The same vision has inspired our initiatives in the digital library domain, where we have pursued the goal of building a "hybrid" repository as a semantically integrated archive, populated by a variety of digital representations of objects that in the real world are preserved in different containers. The outcome of this effort is the Galileothec. You are looking at some of the sides of this huge application. An integrated repository that hold the complete collection of Galilelaen web resources - easy to explore, thanks to refined instruments of research. It integrates the digital representation of texts, images, manuscripts, documents, museum items, bibliographic records, digital borne information, chronological data, a lexicon of Galileo's works and subject indices. Galileothec also embraces catalogues of objects and experiments and research tools concerned every aspect of the life, the culture and activites, and the reception of the intellectual adventure of the Pisan scientist.
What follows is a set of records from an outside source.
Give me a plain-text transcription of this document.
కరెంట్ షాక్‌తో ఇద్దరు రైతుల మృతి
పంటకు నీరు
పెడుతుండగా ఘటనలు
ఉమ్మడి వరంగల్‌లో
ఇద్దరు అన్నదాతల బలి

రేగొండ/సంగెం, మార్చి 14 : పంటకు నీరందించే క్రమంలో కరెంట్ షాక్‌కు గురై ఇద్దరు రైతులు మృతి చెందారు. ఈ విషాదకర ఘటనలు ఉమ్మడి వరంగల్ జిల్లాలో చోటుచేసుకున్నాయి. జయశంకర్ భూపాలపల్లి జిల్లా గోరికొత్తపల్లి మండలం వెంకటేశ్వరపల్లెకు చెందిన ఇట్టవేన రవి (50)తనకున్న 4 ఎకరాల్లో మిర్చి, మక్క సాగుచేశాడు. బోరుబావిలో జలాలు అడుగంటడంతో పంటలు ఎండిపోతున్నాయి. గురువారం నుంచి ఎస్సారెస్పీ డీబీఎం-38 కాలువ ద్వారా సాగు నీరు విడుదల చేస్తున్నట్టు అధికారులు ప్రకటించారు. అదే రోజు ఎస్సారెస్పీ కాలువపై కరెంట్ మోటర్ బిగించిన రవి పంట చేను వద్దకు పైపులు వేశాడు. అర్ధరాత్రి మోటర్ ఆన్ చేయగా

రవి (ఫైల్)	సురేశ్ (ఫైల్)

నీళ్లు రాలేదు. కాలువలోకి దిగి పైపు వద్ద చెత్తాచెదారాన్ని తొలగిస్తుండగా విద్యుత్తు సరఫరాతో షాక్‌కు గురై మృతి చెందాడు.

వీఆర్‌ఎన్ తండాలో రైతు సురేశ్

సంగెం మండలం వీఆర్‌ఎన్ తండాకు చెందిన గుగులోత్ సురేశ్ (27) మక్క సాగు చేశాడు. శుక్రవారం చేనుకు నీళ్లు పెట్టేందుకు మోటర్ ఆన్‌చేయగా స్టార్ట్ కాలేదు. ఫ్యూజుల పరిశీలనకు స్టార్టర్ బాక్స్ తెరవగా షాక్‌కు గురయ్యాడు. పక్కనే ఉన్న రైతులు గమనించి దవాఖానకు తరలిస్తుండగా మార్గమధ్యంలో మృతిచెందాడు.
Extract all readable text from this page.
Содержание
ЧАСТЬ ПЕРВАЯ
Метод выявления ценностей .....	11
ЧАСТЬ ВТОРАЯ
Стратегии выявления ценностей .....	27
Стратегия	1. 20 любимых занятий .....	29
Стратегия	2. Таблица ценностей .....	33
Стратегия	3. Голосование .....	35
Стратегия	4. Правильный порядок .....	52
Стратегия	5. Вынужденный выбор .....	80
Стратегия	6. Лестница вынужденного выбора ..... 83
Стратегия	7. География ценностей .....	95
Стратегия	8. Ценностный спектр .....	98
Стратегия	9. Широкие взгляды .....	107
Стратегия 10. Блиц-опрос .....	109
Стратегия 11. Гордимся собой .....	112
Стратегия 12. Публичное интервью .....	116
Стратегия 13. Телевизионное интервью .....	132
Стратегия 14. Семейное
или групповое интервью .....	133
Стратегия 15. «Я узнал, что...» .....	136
Finally it includes a digital representation in full text of the entire corpus of Galileo's work.

A characteristic that is particular to Galileothec is that the user, while looking at or querying any of these different archives, can immediately verify and control whether or not there are related documents in any of the other repositories and can navigate between these with great rapidity. These applications, and many others already published on our website, are tailored for the best exploitation on the part of users to invite them to interact with the content.

The links established by users between contents disseminated on the web can help respond to the demand for semantic integration of information that is not adequately met.

The active interaction of users with web content is an extremely interesting phenomenon, a recent phenomenon. It has enormous potential for upgrading the quality of the published information - the links established by users between contents disseminated on the web can help respond to the demand for semantic integration of information that is not adequately met by today's search engines.

These are the paradigms that currently inspire our work and the upgrading of the work done so far. We intend to follow the rapidly moving borderline of the interactive web - foreseeing in it the promising territory where the demand for a stronger educational function of museums and libraries in the digital domain can be satisfied.